Mereka belum makan dan hanya makan nasi sehari satu kali, ketika emaknya pulang mendapatkan upah.
Kartini melihat di luar dirinya begitu banyak derita dan kemelaratan yang dialami rakyat. Ia menuliskan \”seakan udara menggetar oleh ratap tangis, erang dan rintih orang-orang sekelilingku. Dan lebih keras lagi daripada erang dan rintih itu, mendesing dan menderu di kupingku: Kerja! Kerja! Kerja! Perjuangkan kebebasanmu! Baru kemudian kalau kau telah bebaskan dirimu sendiri dengan kerja, dapatlah kau menolong yang lain! Kerja! Kerja! Aku dengar begitu jelas, nampak tertulis di depan mataku…”
Isu-isu gender yang masih menjadi pekerjaan panjang hingga kini
Di penghujung abad XIX Kartini sudah mengobarkan api perlawanan, sebuah perjuangan luar biasa dilakukan oleh perempuan pada zamannya.

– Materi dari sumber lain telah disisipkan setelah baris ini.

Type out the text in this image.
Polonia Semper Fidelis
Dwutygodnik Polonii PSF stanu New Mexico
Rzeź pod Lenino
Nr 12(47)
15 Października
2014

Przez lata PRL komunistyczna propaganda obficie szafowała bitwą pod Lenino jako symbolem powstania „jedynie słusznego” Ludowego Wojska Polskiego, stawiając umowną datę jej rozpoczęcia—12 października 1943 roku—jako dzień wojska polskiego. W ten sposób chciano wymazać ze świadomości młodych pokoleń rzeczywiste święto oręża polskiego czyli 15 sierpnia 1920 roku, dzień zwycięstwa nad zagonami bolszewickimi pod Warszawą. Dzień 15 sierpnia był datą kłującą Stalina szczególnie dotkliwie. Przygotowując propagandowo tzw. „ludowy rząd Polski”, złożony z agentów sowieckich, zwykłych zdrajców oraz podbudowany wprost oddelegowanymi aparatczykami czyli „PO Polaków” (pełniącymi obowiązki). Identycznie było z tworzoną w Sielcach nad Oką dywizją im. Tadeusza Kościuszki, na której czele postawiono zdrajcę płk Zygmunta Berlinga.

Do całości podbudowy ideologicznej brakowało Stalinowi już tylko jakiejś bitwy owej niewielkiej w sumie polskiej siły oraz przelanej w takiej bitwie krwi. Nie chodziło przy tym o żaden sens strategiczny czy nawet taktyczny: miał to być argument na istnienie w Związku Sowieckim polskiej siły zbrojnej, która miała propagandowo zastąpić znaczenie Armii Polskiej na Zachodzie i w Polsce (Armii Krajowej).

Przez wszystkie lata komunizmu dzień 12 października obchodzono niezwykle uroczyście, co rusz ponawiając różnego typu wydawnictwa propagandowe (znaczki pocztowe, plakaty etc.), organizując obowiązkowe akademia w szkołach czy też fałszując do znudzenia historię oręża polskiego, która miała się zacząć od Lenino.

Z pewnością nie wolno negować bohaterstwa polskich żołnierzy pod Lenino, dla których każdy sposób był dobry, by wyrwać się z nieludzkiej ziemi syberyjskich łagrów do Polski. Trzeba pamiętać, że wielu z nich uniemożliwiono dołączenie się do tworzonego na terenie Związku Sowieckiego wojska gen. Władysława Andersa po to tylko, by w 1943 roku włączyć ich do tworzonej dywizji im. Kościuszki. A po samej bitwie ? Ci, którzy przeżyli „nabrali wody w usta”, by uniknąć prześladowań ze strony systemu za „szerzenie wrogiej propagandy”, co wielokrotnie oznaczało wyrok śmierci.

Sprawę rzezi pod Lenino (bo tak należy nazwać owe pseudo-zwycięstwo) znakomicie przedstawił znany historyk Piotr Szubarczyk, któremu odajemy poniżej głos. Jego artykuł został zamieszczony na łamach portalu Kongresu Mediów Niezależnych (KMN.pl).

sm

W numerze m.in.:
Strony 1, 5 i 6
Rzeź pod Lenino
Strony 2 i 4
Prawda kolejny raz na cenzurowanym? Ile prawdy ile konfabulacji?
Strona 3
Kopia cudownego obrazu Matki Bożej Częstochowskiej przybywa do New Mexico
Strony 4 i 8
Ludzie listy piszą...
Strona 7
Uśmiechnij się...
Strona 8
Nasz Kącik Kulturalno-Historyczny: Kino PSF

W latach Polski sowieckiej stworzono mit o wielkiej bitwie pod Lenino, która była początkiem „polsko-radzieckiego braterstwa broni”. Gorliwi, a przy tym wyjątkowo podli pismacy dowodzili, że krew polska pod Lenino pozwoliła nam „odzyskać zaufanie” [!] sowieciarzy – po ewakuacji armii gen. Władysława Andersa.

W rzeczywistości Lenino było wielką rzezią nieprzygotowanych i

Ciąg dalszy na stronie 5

Kartini perempuan muda pemberani meski ada dalam lingkaran kuasa tradisi feodal yang membelenggu perempuan, ia tetap melawan pingitan, perkawinan anak, perdagangan perempuan dan anak, poligami, dan pembatasan terhadap ruang gerak perempuan di segala lini kehidupan.
Di antara peliknya situasi perempuan, ia juga memikirkan kesejahteraan rakyat bumiputera, kesehatan maupun pendidikan. Ia tak pernah menyerah untuk mengajarkan cara berfikir kritis terhadap ketidakadilan oleh siapapun dan alasan apapun.
Kartini memperjuangkan pemikirannya dengan penuh tantangan dan rintangan, tanpa iklim yang mendukung kebebasan berekspresi maupun keterbukaan politik seperti sekarang.